Our country has a new Poet Laureate, Natasha Trethewey, a talented, forty-six year old, bi-racial Emory University professor with deep roots in her native South. [Here] Ms. Trethewey gained national recognition when she received a Pulitzer Prize in 2007 for Native Guard, a collection of poems focused on one of the first black regiments formed in the Civil War. Woven into that poetic narrative are other personal themes, such as the murder of her mother, the illegal interracial marriage of her parents, and the pain of her childhood. [Here]
Trethewey’s parents were married before Loving v. Virginia banned all miscegenation laws.[Here] Their daughter Natasha was born a year before Loving became the law of the land. She was born in Gulfport, Mississippi on Confederate Memorial Day (April 26), a date which became a constant reminder to the young girl of the tragic themes of her native land.
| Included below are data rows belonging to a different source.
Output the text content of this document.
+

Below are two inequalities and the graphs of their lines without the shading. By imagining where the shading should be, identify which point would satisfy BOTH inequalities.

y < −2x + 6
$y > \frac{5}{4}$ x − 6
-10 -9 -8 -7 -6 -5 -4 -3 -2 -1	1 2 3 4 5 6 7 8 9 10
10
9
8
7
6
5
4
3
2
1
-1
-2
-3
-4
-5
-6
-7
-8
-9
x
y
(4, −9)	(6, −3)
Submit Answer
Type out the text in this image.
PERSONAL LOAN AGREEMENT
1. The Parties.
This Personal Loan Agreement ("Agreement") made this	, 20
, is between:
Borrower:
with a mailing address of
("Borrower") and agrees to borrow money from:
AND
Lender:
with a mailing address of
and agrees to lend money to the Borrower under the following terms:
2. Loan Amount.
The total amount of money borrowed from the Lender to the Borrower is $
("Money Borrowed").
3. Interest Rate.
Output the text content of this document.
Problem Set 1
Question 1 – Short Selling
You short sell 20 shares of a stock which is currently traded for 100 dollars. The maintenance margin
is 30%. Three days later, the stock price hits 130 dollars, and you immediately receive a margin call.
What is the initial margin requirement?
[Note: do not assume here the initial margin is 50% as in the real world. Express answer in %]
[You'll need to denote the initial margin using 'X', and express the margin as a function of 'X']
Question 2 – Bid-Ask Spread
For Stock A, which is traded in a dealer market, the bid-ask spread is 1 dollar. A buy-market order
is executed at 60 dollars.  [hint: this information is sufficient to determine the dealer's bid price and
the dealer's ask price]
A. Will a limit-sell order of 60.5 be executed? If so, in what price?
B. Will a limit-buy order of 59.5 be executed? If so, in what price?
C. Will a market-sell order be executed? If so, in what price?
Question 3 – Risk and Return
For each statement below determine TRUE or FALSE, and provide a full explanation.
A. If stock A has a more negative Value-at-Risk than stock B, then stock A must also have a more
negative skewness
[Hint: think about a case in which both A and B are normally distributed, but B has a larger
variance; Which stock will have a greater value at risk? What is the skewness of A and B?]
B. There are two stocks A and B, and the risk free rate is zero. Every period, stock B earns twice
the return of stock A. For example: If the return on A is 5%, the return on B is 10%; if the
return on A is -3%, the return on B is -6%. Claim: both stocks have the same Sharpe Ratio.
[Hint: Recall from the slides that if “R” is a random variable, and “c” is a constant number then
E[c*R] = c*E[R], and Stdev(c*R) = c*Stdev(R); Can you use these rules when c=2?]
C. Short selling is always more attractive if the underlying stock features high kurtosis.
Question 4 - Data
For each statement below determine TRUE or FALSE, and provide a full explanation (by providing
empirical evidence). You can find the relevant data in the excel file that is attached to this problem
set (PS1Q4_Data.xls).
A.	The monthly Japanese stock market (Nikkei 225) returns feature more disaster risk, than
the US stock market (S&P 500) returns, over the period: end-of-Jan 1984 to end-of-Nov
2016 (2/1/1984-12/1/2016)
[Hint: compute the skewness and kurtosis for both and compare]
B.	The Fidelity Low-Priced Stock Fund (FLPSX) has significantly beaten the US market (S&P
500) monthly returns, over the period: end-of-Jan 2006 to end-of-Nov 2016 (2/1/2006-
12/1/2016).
While still a child, her parents divorced and her mother remarried a man who gradually became physically abusive. Natasha was nineteen and in college, when her mother was murdered by him. These early violent shocks would have been sufficient to freeze most young sensibilities but instead Trethewey found a healing response in her poetic voice.
Trethewey has published 3 poetry volumes: Domestic Work, published in 2000; Bellocq’s Ophelia, published in 2002; and Native Guard, published in 2006. She has also published a non-fiction book, Beyond Katrina: A Meditation on the Mississippi Gulf Coast, 2010.
Since the present selection system began in 1986, there have been 19 Poet Laureates, who were officially titled The Poet Laureate Consultant in Poetry to the Library Of Congress.” The Librarian of the United States Congress decides each nomination. Of the 19 chosen since 1986, five (26 per cent) have been women: Mona Van Duyn (1992-3); Rita Dove (1993-5); Louise Glück (2003-4); Kay Ryan (2009-10); and now Natasha Trethewey. The previous laureate system, called Consultants in Poetry, was begun in 1937, ending in 1986. Of the 30 poets selected during those almost 50 years, only six were women: Louise Bogan (1945-6); Léonie Adams (1948-9); Mona Van Duyn (1992-3); Josephine Jacobsen (1971-3); Maxine Kumin (1981-2); and Gwendolyn Brooks (1985-6). [Here]
Perhaps we should be pleased that the percentage of women chosen for this literary honor is increasing; however, notable, distinguished and talented female poets--Marianne Moore, Edna St. Vincent Millay, Audre Lorde to name just a few--were never thus honored. Furthermore, the present percentage of 26% women to men who were chosen is far from what we must demand, viz. complete equality. If women do not demand equality of recognition, our work will never be equally honored.
As Bella reminded us years ago, parity must continue to be our beacon and our goal.